Particle Swarm Optimizations (PSO) are swarm-intelligence systems based on the flocking behavior of animals such as birds or — hey hey! — whales. In PSO systems, individual “particles” traverse a parameter space based on individual, local functions. (Perhaps interesting to compare with the Co-fields Paper I covered earlier.)
In the Whale Swarm Algorithm (WSA), higher-fitness particles (“whales”) communicate when they have found “food” (a local optimum) by calling to other whales. The intensity $\rho$ of these calls are experienced at distance $d$ as $\rho = \rho_0 \cdot e^{-\eta \cdot d}$, with attenuation coefficient $\eta$. This means that a whale will follow low-distortion signals (i.e. from nearer whales) more avidly than those of lower-confidence interpretations of high-distortion calls from remote whales.

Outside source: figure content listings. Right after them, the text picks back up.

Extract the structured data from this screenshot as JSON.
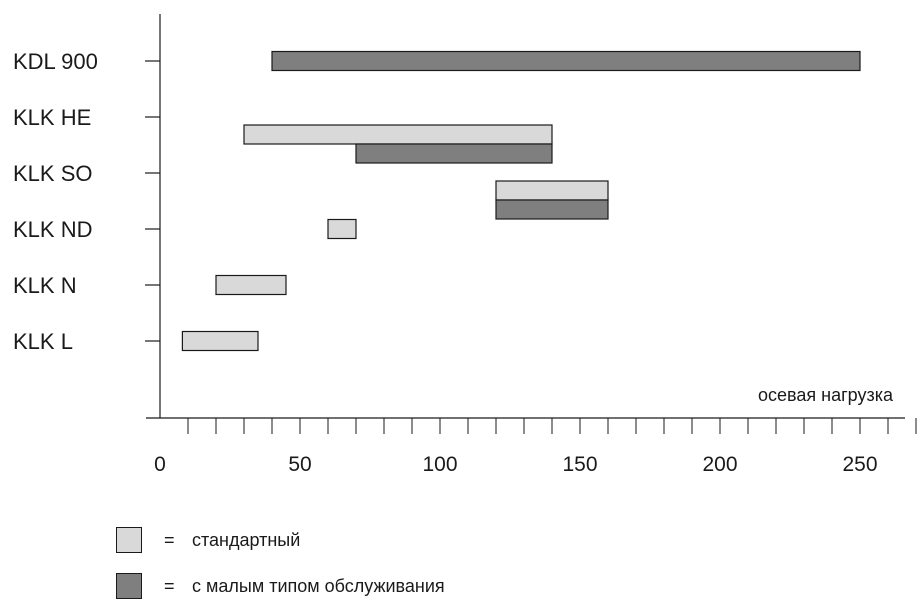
{
  "chart_data": {
    "type": "bar",
    "orientation": "horizontal-range",
    "categories": [
      "KDL 900",
      "KLK HE",
      "KLK SO",
      "KLK ND",
      "KLK N",
      "KLK L"
    ],
    "series": [
      {
        "name": "стандартный",
        "color": "#d9d9d9",
        "ranges": [
          null,
          [
            30,
            140
          ],
          [
            120,
            160
          ],
          [
            60,
            70
          ],
          [
            20,
            45
          ],
          [
            8,
            35
          ]
        ]
      },
      {
        "name": "с малым типом обслуживания",
        "color": "#7f7f7f",
        "ranges": [
          [
            40,
            250
          ],
          [
            70,
            140
          ],
          [
            120,
            160
          ],
          null,
          null,
          null
        ]
      }
    ],
    "xlabel": "осевая нагрузка",
    "xlim": [
      0,
      270
    ],
    "xticks": [
      0,
      50,
      100,
      150,
      200,
      250
    ],
    "minor_tick_step": 10,
    "grid": false
  },
  "legend": {
    "equals": "=",
    "items": [
      {
        "label": "стандартный",
        "color": "#d9d9d9"
      },
      {
        "label": "с малым типом обслуживания",
        "color": "#7f7f7f"
      }
    ]
  }
}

Though WSA is not guaranteed to return the global maxima, it is competitively fast with other nonexhaustive algorithms. It also returns competitive resultant maxima with other metaheuristic approaches.
Though this approach seems a bit contrived in its biomimicry, it’s also very clever: the discrete and lossy signals sent to other whales ensures that a single whale and its maximum of choice does not overtake the rest of the search. And the ability to easily parallelize this search system, using asynchronous communication between whales, is a large advantage in networked systems.